Subjects covered included the dynamics of domestic violence, the power and control model of abuser/victim interaction, how to gather evidence and what to look for, identifying the primary aggressor, stalking, the signs of strangulation, and laws defining what domestic violence is and how it can be prosecuted.
"Domestic violence typically involves some kind of intimate relationship, husband/wife, boyfriend/girlfriend with a lot of dynamics," Levenson said, "and when officers get on the scene there'll be conflicting statements. We're giving the officers some resources and best practices on how they can determine exactly what they have, so if an arrest is warranted they arrest the right person and don't put the victim of this crime in jail."
Although in 85 to 90 percent of cases the abusers are male, domestic abuse by female partners does occur. The training is designed to give officers the ability to tell the difference between aggressor and victim, according to Tangois.
"Often there will be injuries on both parties," Tangois said. "They're learning how to tell if they were offensive or defensive injuries, so even if the abuser has injuries and claims, 'hey that person scratched me,' they can tell the scratching took place when somebody was trying to get away from a chokehold or being pinned down to the ground."
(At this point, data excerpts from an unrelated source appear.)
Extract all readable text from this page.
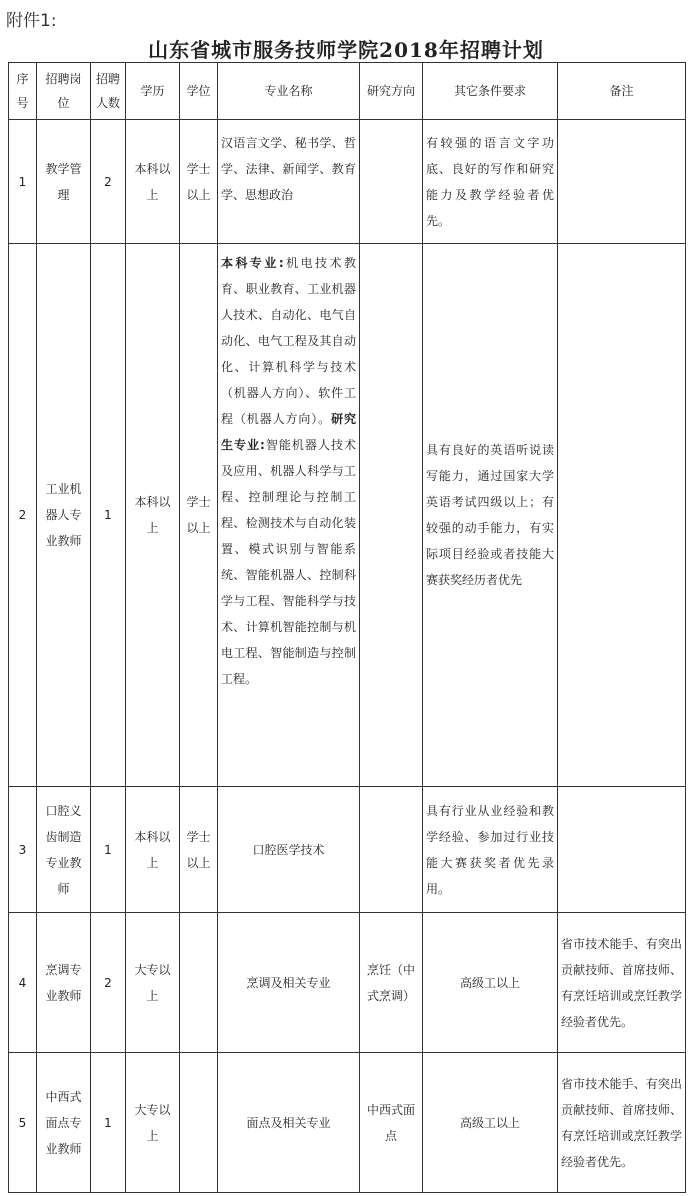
附件1:
山东省城市服务技师学院2018年招聘计划
序号	招聘岗位	招聘人数	学历	学位	专业名称	研究方向	其它条件要求	备注
1	教学管理	2	本科以上	学士以上	汉语言文学、秘书学、哲学、法律、新闻学、教育学、思想政治		有较强的语言文字功底、良好的写作和研究能力及教学经验者优先。	
2	工业机器人专业教师	1	本科以上	学士以上	本科专业:机电技术教育、职业教育、工业机器人技术、自动化、电气自动化、电气工程及其自动化、计算机科学与技术（机器人方向）、软件工程（机器人方向）。研究生专业:智能机器人技术及应用、机器人科学与工程、控制理论与控制工程、检测技术与自动化装置、模式识别与智能系统、智能机器人、控制科学与工程、智能科学与技术、计算机智能控制与机电工程、智能制造与控制工程。		具有良好的英语听说读写能力，通过国家大学英语考试四级以上；有较强的动手能力，有实际项目经验或者技能大赛获奖经历者优先	
3	口腔义齿制造专业教师	1	本科以上	学士以上	口腔医学技术		具有行业从业经验和教学经验、参加过行业技能大赛获奖者优先录用。	
4	烹调专业教师	2	大专以上		烹调及相关专业	烹饪（中式烹调）	高级工以上	省市技术能手、有突出贡献技师、首席技师、有烹饪培训或烹饪教学经验者优先。
5	中西式面点专业教师	1	大专以上		面点及相关专业	中西式面点	高级工以上	省市技术能手、有突出贡献技师、首席技师、有烹饪培训或烹饪教学经验者优先。
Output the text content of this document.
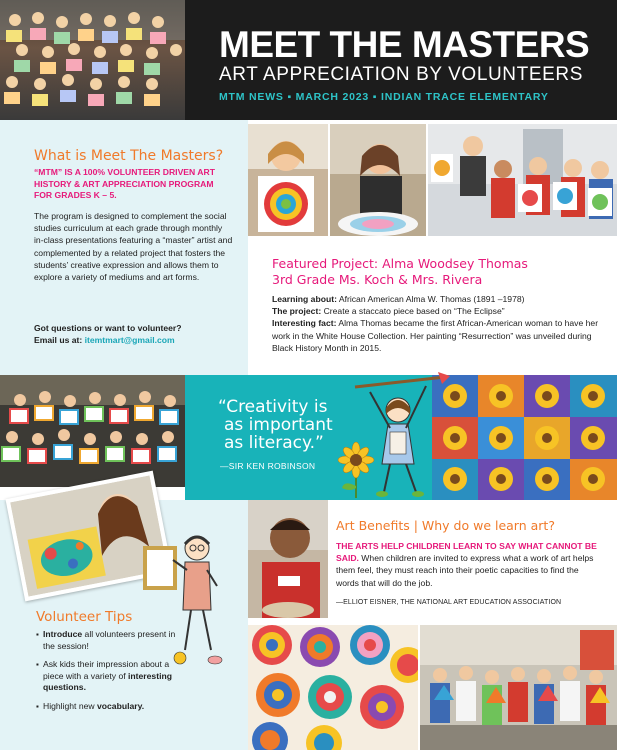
MEET THE MASTERS
ART APPRECIATION BY VOLUNTEERS
MTM NEWS ▪ MARCH 2023 ▪ INDIAN TRACE ELEMENTARY
What is Meet The Masters?
“MTM” IS A 100% VOLUNTEER DRIVEN ART HISTORY & ART APPRECIATION PROGRAM FOR GRADES K – 5.
The program is designed to complement the social studies curriculum at each grade through monthly in-class presentations featuring a “master” artist and complemented by a related project that fosters the students’ creative expression and allows them to explore a variety of mediums and art forms.
Got questions or want to volunteer?
Email us at: itemtmart@gmail.com
Featured Project: Alma Woodsey Thomas
3rd Grade Ms. Koch & Mrs. Rivera
Learning about: African American Alma W. Thomas (1891 –1978)
The project: Create a staccato piece based on “The Eclipse”
Interesting fact: Alma Thomas became the first African-American woman to have her work in the White House Collection. Her painting “Resurrection” was unveiled during Black History Month in 2015.
“Creativity is
as important
as literacy.”
—SIR KEN ROBINSON
Volunteer Tips
▪ Introduce all volunteers present in the session!
▪ Ask kids their impression about a piece with a variety of interesting questions.
▪ Highlight new vocabulary.
Art Benefits | Why do we learn art?
THE ARTS HELP CHILDREN LEARN TO SAY WHAT CANNOT BE SAID. When children are invited to express what a work of art helps them feel, they must reach into their poetic capacities to find the words that will do the job.
—ELLIOT EISNER, THE NATIONAL ART EDUCATION ASSOCIATION
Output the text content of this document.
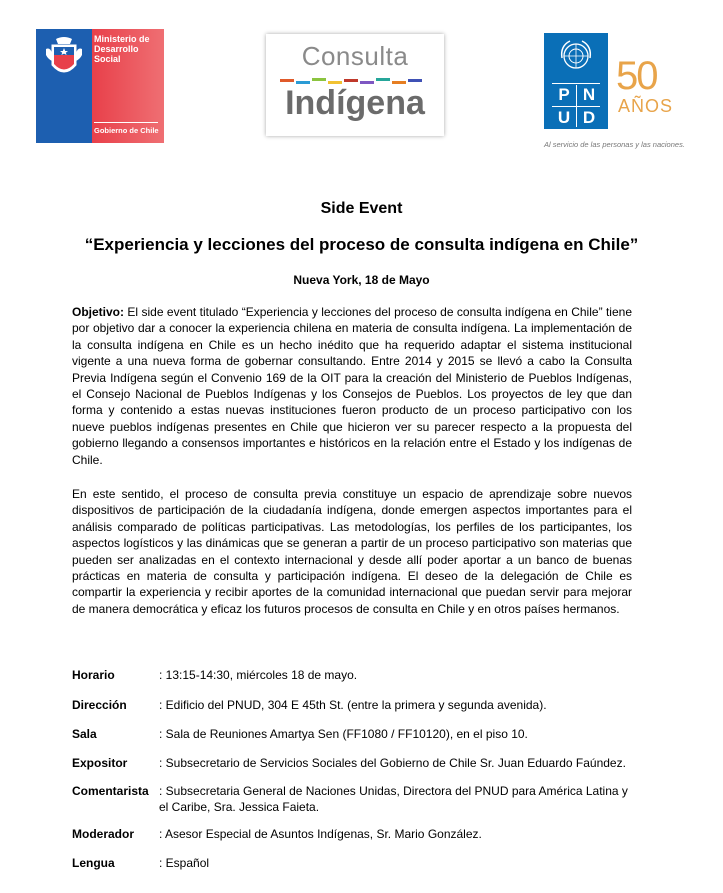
Ministerio de
Desarrollo
Social
Gobierno de Chile
Consulta
Indígena	P N
U D
50
AÑOS
Al servicio de las personas y las naciones.
Side Event
“Experiencia y lecciones del proceso de consulta indígena en Chile”
Nueva York, 18 de Mayo
Objetivo: El side event titulado “Experiencia y lecciones del proceso de consulta indígena en Chile” tiene por objetivo dar a conocer la experiencia chilena en materia de consulta indígena. La implementación de la consulta indígena en Chile es un hecho inédito que ha requerido adaptar el sistema institucional vigente a una nueva forma de gobernar consultando. Entre 2014 y 2015 se llevó a cabo la Consulta Previa Indígena según el Convenio 169 de la OIT para la creación del Ministerio de Pueblos Indígenas, el Consejo Nacional de Pueblos Indígenas y los Consejos de Pueblos. Los proyectos de ley que dan forma y contenido a estas nuevas instituciones fueron producto de un proceso participativo con los nueve pueblos indígenas presentes en Chile que hicieron ver su parecer respecto a la propuesta del gobierno llegando a consensos importantes e históricos en la relación entre el Estado y los indígenas de Chile.
En este sentido, el proceso de consulta previa constituye un espacio de aprendizaje sobre nuevos dispositivos de participación de la ciudadanía indígena, donde emergen aspectos importantes para el análisis comparado de políticas participativas. Las metodologías, los perfiles de los participantes, los aspectos logísticos y las dinámicas que se generan a partir de un proceso participativo son materias que pueden ser analizadas en el contexto internacional y desde allí poder aportar a un banco de buenas prácticas en materia de consulta y participación indígena. El deseo de la delegación de Chile es compartir la experiencia y recibir aportes de la comunidad internacional que puedan servir para mejorar de manera democrática y eficaz los futuros procesos de consulta en Chile y en otros países hermanos.
Horario	: 13:15-14:30, miércoles 18 de mayo.
Dirección	: Edificio del PNUD, 304 E 45th St. (entre la primera y segunda avenida).
Sala	: Sala de Reuniones Amartya Sen (FF1080 / FF10120), en el piso 10.
Expositor	: Subsecretario de Servicios Sociales del Gobierno de Chile Sr. Juan Eduardo Faúndez.
Comentarista : Subsecretaria General de Naciones Unidas, Directora del PNUD para América Latina y el Caribe, Sra. Jessica Faieta.
Moderador	: Asesor Especial de Asuntos Indígenas, Sr. Mario González.
Lengua	: Español
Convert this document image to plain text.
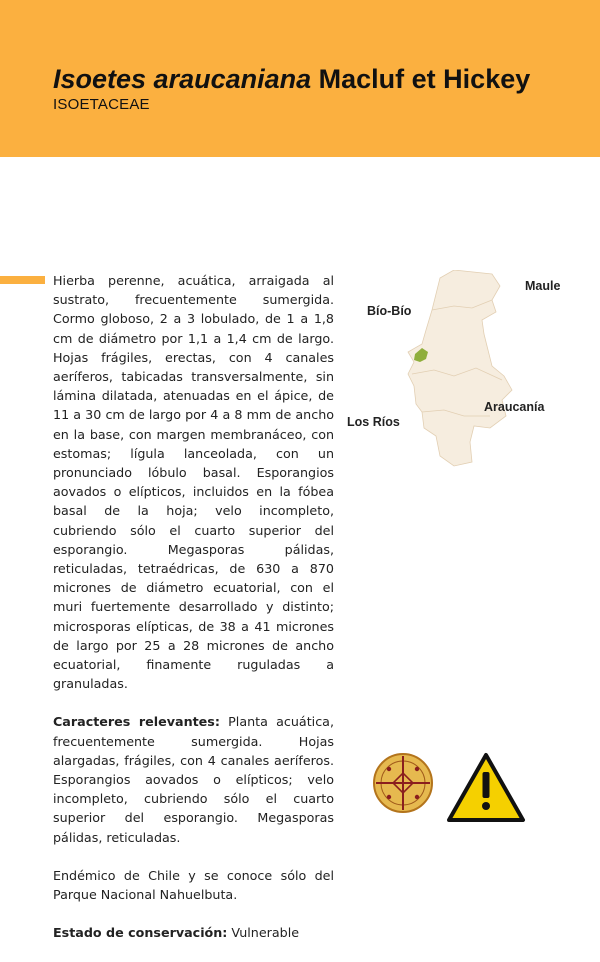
Isoetes araucaniana Macluf et Hickey
ISOETACEAE

Hierba perenne, acuática, arraigada al sustrato, frecuentemente sumergida. Cormo globoso, 2 a 3 lobulado, de 1 a 1,8 cm de diámetro por 1,1 a 1,4 cm de largo. Hojas frágiles, erectas, con 4 canales aeríferos, tabicadas transversalmente, sin lámina dilatada, atenuadas en el ápice, de 11 a 30 cm de largo por 4 a 8 mm de ancho en la base, con margen membranáceo, con estomas; lígula lanceolada, con un pronunciado lóbulo basal. Esporangios aovados o elípticos, incluidos en la fóbea basal de la hoja; velo incompleto, cubriendo sólo el cuarto superior del esporangio. Megasporas pálidas, reticuladas, tetraédricas, de 630 a 870 micrones de diámetro ecuatorial, con el muri fuertemente desarrollado y distinto; microsporas elípticas, de 38 a 41 micrones de largo por 25 a 28 micrones de ancho ecuatorial, finamente ruguladas a granuladas.

Caracteres relevantes: Planta acuática, frecuentemente sumergida. Hojas alargadas, frágiles, con 4 canales aeríferos. Esporangios aovados o elípticos; velo incompleto, cubriendo sólo el cuarto superior del esporangio. Megasporas pálidas, reticuladas.

Endémico de Chile y se conoce sólo del Parque Nacional Nahuelbuta.

Estado de conservación: Vulnerable

Maule
Bío-Bío
Araucanía
Los Ríos
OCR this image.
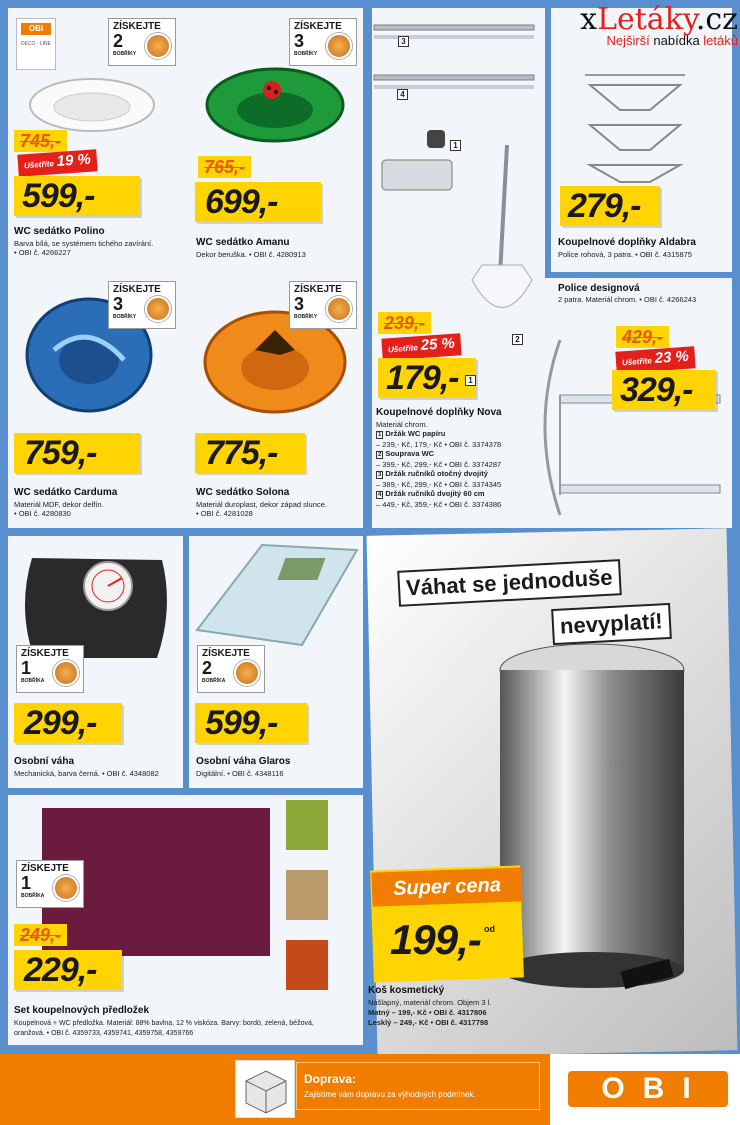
OBI
DECO · LINE
ZÍSKEJTE
2
BOBŘÍKY
745,-
Ušetříte 19 %
599,-
WC sedátko Polino
Barva bílá, se systémem tichého zavírání.
• OBI č. 4266227
ZÍSKEJTE
3
BOBŘÍKY
765,-
699,-
WC sedátko Amanu
Dekor beruška. • OBI č. 4280913
ZÍSKEJTE
3
BOBŘÍKY
759,-
WC sedátko Carduma
Materiál MDF, dekor delfín.
• OBI č. 4280830
ZÍSKEJTE
3
BOBŘÍKY
775,-
WC sedátko Solona
Materiál duroplast, dekor západ slunce.
• OBI č. 4281028
xLetáky.cz
Nejširší nabídka letáků
3
4
1
2
239,-
Ušetříte 25 %
179,-	1
Koupelnové doplňky Nova
Materiál chrom.
1 Držák WC papíru
– 239,- Kč, 179,- Kč • OBI č. 3374378
2 Souprava WC
– 399,- Kč, 299,- Kč • OBI č. 3374287
3 Držák ručníků otočný dvojitý
– 389,- Kč, 299,- Kč • OBI č. 3374345
4 Držák ručníků dvojitý 60 cm
– 449,- Kč, 359,- Kč • OBI č. 3374386
279,-
Koupelnové doplňky Aldabra
Police rohová, 3 patra. • OBI č. 4315875
Police designová
2 patra. Materiál chrom. • OBI č. 4266243
429,-
Ušetříte 23 %
329,-
ZÍSKEJTE
1
BOBŘÍKA
299,-
Osobní váha
Mechanická, barva černá. • OBI č. 4348082
ZÍSKEJTE
2
BOBŘÍKA
599,-
Osobní váha Glaros
Digitální. • OBI č. 4348116
ZÍSKEJTE
1
BOBŘÍKA
249,-
229,-
Set koupelnových předložek
Koupelnová + WC předložka. Materiál: 88% bavlna, 12 % viskóza. Barvy: bordó, zelená, béžová,
oranžová. • OBI č. 4359733, 4359741, 4359758, 4359766
Váhat se jednoduše
nevyplatí!
Super cena
199,- od
Koš kosmetický
Nášlapný, materiál chrom. Objem 3 l.
Matný – 199,- Kč • OBI č. 4317806
Lesklý – 249,- Kč • OBI č. 4317798
Doprava:
Zajistíme vám dopravu za výhodných podmínek.	OBI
Stacy Vinberg, assistant county attorney for Yellow Medicine County, was asked by the trainers to attend the course to serve as the authority on Minnesota law.
According to Vinberg, domestic violence calls in rural areas present different problems than urban environments.
"It's the sheer isolation factor," Vinberg said. "The police are at greater risk."
Tangois said responding to domestic violence calls is one of the most dangerous for law enforcement officers and it is recommended that at least two officers respond whenever possible.
But small-town police forces and county sheriffs' offices are often stretched thin and domestic violence training would not be a high priority if it weren't for the free courses offered through MinnWest.
"We don't always have access to training the bigger cities do because of budget issues," said Officer Angie Milo of the Montevideo Police Department. "Up until yesterday I thought we had a lot of domestic violence, an average of two to three calls a week, but according to these guys from New Orleans that's not so much."
Lincoln County Sheriff's Deputy Aaron Struntz said what he's getting out of the course is how to best handle domestic violence situations, better ways to determine the aggressor, and how to make sure the victim is taken care of.
Justine Tweit is an advocate with the Women's Rural Advocacy Program office in Granite Falls who came to see the law enforcement side of the issue.
"I work with victims and I wanted to see how they respond to it," Tweit said.
Tweit admitted that advocates sometimes get frustrated with law enforcement when they don't call the 24-hour crisis lines on behalf of victims of domestic violence.
"But on their side, sometimes they can't get ahold of an advocate," Tweit said.